The problem with how we teach control
Most grassroots coaches teach 'control' as a static skill — receive the ball, stop the ball, then do the next thing. That is not what control is. Control is the act of placing the ball where your next decision needs it. The touch and the decision are the same moment.
When we separate them in training (touch first, decide second), we train players to need a second touch to recover. By age 12, that is a permanent tax on every action they take.
Three principles we drill on every session
- Cushion, don't catch. The ball should arrive into a relaxed surface — laces, instep, or thigh — that gives a few centimetres on impact. Stiff legs produce bouncing balls.
- Open body, then receive. The first thing that turns is the back foot, not the touch.
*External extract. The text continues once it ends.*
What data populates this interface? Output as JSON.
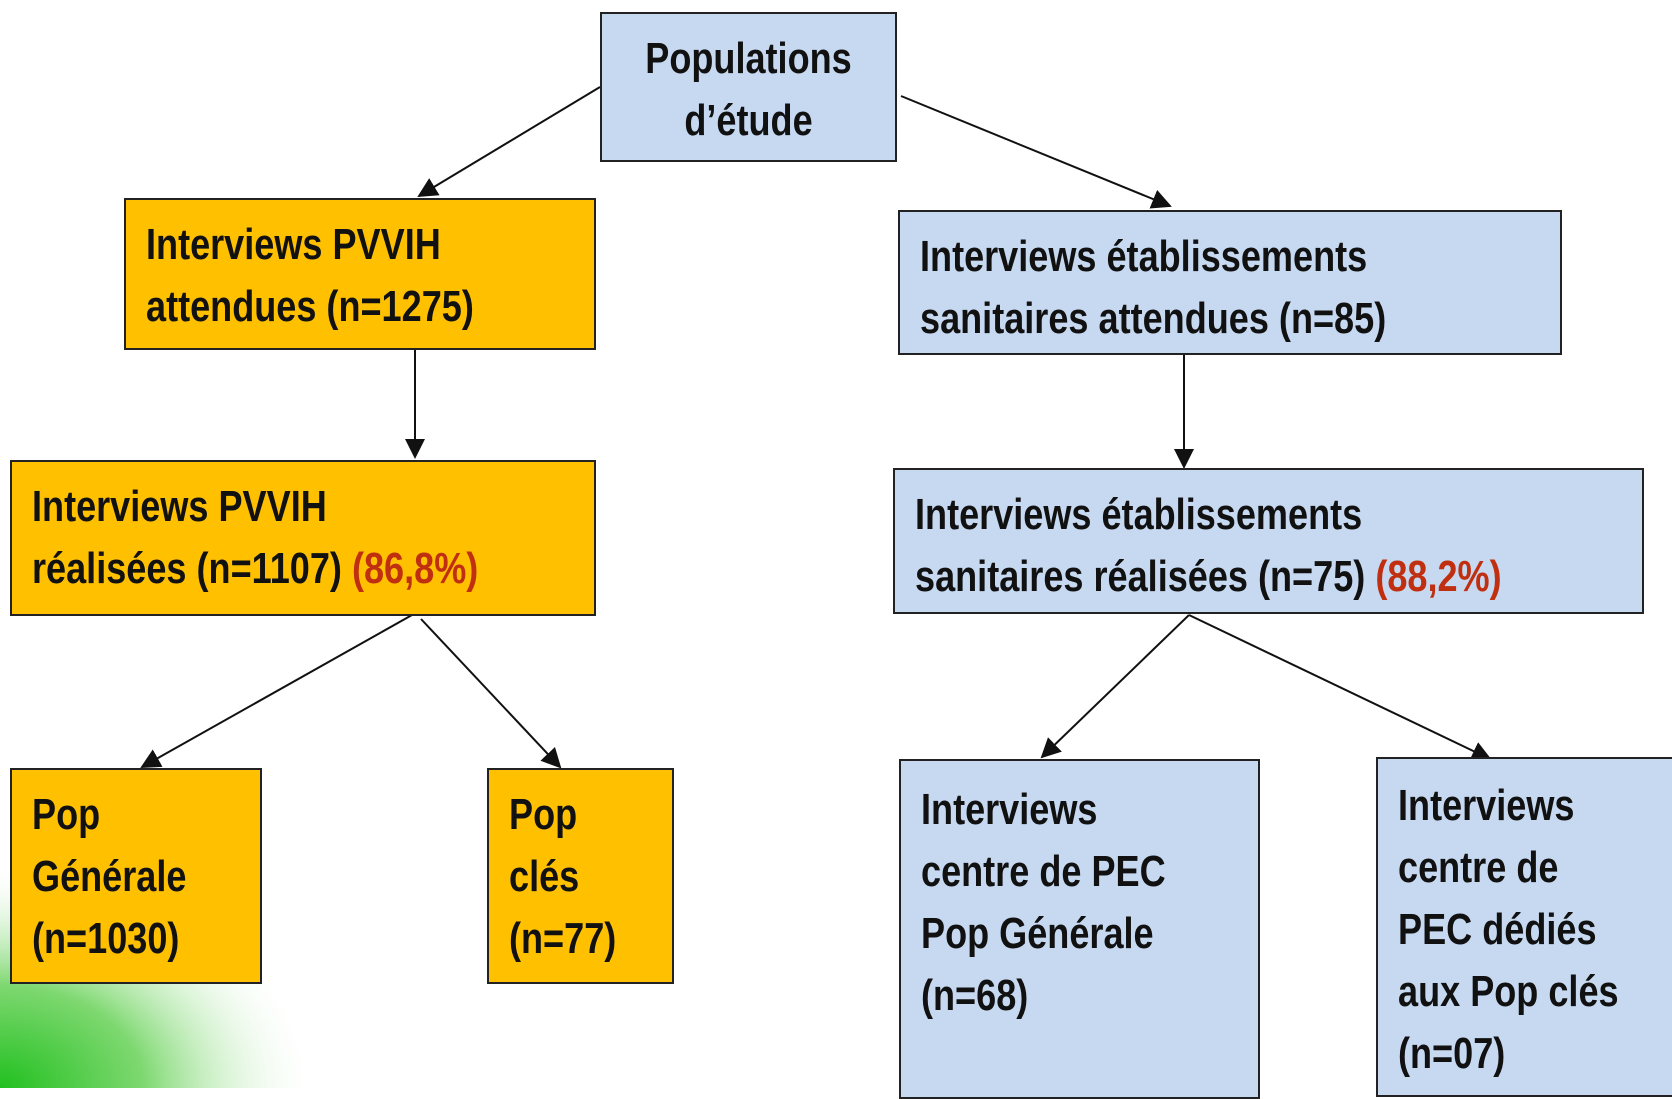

If the body is square, the touch can only go forward or backward.
- Touch into space, not into pressure. The receiving foot decides the angle. If a defender is on your left shoulder, the touch goes right — non-negotiable.
A progression that actually works
I run first-touch progressions across four weeks. Each week adds a new layer of pressure without changing the core movement. By week four the player is performing the same touch under realistic match speed.
- Week 1: Static partner, ball played in firm and flat. Focus on cushion and angle.
- Week 2: Static partner, ball played in at varied heights and pace. Focus on body shape.
- Week 3: Add a passive defender behind the receiver. Touch must escape the defender's reach.
- Week 4: Live 1v1 from a feed. Touch dictates whether the player attacks, retains, or releases.
Wall Scans (10 minutes, solo or paired)
Sharpen first touch under cognitive load.
- A flat wall, a ball, two cones eight metres back from the wall as a 'control zone'.
- 1.Player passes the ball into the wall and receives the rebound inside the control zone.
- 2.Before the ball returns, the player must shout a number (1 = inside foot, 2 = outside foot, 3 = thigh).
- 3.First touch must use the called surface and finish inside the control zone.
- If the touch escapes the zone, the player has failed the rep — reset, no shortcuts.
- The shout commits the player. No changing the surface mid-flight.
- Vary the pass weight — too easy is wasted reps.
Measuring progress honestly
Every Fact Football player has a four-line note in my session log: scan rate, first-touch quality, decision speed, finishing under pressure. Parents see this after every session. It is not graded — it is described, in plain language, with one specific moment from the session as evidence.
If you cannot describe what improved, you cannot honestly say anything improved.
— Coach Abbey
- Treat first touch and decision-making as one moment, not two.
- Coach the body shape before the foot.
- Add pressure progressively across weeks — same drill, harder context.